En termes d’unité artistique, on a connu meilleures conditions, sans compter le remplacement précipité de l’acteur Buddy Ebsen par Jack Haley pour cause d’allergie grave aux produits de maquillage. Judy Garland elle-même, malgré son joli minois, ne semblait pas être le choix le plus logique pour incarner Dorothy. Déguiser une adolescente de seize ans en fillette et comprimer sa poitrine derrière un tablier d’écolière pour dissimuler ses formes aurait pu friser le ridicule. Or, allez savoir pourquoi, la magie opère. Le Magicien d’Oz est un véritable miracle, un émerveillement de tous les instants dont la somptueuse direction artistique ne laisse jamais imaginer le chaos qui présida à son élaboration. Les yeux écarquillés et le cœur léger, nous suivons les pérégrinations de Dorothy, tyrannisée par l’affreuse Miss Gulch, puis emportée avec son chien Toto par une tornade au-delà de l’arc-en-ciel, dans le pays d’Oz où règne un magicien tout-puissant.

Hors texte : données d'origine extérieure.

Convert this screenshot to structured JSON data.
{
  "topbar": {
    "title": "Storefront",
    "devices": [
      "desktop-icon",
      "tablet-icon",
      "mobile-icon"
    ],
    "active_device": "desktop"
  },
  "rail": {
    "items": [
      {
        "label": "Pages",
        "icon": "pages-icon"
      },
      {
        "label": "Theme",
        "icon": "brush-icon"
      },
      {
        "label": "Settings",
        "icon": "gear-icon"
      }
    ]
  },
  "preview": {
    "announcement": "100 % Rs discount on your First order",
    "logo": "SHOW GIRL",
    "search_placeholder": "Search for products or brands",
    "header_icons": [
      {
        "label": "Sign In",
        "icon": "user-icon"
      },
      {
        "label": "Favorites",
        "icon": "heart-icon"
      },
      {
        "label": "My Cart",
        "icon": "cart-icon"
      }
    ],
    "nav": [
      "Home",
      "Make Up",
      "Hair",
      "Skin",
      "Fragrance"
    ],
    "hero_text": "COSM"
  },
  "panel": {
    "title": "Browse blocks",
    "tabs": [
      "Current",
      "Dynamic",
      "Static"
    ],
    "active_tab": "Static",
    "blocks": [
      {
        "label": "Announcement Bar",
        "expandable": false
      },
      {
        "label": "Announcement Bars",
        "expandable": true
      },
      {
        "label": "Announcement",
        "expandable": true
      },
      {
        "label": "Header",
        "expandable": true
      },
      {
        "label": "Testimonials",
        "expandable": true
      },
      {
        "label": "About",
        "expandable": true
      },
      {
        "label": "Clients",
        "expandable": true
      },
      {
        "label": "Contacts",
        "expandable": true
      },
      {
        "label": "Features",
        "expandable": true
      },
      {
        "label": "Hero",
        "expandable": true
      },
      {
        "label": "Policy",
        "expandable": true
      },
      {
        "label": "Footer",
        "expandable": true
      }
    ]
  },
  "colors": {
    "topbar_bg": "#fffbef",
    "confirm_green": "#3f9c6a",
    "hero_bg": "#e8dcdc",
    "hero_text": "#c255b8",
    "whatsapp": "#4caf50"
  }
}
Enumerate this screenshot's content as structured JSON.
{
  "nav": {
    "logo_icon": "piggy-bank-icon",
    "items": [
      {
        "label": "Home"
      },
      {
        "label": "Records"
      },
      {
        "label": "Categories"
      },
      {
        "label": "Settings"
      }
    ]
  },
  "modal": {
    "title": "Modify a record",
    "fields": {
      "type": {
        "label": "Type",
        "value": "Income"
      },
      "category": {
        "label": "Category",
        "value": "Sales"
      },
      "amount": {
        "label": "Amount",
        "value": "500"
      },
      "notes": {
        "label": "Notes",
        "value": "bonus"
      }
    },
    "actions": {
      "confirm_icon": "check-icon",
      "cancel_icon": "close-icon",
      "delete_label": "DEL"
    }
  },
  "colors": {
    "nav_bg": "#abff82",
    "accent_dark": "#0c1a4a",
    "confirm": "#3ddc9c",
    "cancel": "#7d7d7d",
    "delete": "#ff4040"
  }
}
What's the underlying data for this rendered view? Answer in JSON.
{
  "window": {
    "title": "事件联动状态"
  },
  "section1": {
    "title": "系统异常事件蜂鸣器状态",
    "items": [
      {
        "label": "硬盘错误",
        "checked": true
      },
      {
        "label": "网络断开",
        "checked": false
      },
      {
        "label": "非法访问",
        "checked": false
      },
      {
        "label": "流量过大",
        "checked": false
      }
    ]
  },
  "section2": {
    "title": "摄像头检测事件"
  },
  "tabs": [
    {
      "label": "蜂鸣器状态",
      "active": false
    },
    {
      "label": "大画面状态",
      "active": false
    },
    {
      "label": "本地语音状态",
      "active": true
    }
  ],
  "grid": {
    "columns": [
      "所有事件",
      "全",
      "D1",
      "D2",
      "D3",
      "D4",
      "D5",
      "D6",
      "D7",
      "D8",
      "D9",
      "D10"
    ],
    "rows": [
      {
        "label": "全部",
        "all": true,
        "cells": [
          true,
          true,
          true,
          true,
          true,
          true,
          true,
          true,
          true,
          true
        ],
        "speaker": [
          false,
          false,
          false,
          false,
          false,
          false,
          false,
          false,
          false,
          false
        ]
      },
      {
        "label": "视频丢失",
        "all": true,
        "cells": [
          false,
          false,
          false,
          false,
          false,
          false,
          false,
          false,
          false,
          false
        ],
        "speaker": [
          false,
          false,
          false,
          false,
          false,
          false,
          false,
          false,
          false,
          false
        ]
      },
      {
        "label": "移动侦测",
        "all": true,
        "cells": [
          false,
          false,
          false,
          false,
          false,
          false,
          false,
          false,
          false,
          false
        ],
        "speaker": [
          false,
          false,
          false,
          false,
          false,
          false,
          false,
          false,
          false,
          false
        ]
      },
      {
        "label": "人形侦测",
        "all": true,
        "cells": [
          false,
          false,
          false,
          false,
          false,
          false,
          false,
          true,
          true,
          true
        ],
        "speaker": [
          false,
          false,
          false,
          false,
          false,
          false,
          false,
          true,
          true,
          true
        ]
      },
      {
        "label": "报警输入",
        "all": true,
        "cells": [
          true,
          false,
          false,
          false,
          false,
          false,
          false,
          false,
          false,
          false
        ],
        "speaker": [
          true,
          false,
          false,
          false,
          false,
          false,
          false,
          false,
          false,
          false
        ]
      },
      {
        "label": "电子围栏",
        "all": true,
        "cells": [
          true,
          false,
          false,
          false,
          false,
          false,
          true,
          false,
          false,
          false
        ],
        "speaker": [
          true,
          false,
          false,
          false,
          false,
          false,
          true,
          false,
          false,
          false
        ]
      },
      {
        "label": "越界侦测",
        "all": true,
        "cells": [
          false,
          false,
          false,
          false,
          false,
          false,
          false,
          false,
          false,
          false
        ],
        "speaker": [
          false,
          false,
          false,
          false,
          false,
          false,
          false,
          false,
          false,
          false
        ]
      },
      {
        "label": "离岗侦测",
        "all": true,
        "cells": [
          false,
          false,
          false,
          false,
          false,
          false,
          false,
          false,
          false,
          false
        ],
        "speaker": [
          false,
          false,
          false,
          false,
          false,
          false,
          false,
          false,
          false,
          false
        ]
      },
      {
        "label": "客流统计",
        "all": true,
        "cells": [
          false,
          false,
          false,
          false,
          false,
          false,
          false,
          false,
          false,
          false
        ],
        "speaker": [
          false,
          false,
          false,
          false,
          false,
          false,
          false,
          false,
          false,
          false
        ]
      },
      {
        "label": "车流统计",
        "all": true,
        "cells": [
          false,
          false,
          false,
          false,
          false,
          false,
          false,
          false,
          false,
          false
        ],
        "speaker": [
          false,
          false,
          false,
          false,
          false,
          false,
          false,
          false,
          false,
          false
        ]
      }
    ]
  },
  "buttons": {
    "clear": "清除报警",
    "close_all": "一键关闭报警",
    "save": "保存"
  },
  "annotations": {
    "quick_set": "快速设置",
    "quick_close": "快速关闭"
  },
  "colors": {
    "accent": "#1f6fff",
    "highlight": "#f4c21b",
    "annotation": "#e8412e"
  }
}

« Mais c'est toi, l'épouvantail, qui me manquera le plus… »
Les effets spéciaux d’Arnold Gillespie saturent l’écran de visions inoubliables (la tornade titanesque, la cité d’Emeraude, l’envol des singes volants) et doivent souvent leur efficacité à la simplicité de leur mise en œuvre (comme ce plan-séquence génial qui nous fait basculer du noir et blanc vers la couleur). A ces trouvailles s’ajoutent les superbes maquillages spéciaux de Jack Dawn, qui révolutionne la technique des prothèses en donnant corps aux fameux compagnons de Dorothy (l’épouvantail, l’homme en fer blanc, le lion peureux) ainsi qu’aux 136 comédiens incarnant les Munchkins. Les célèbres dessins de John R. Neil s’animent ainsi dans un flamboyant Technicolor. Hasard des calendriers, Le Magicien d’Oz sortit le 25 août 1939, soit quelques jours avant le déclenchement de la deuxième guerre mondiale. Noyé dans la tourmente, il n’accéda à son statut de classique que plus tard. Et désormais, il fait rêver les spectateurs du monde entier qui n’en finissent plus de le redécouvrir avec la naïveté qui sied aux fontaines de jouvence.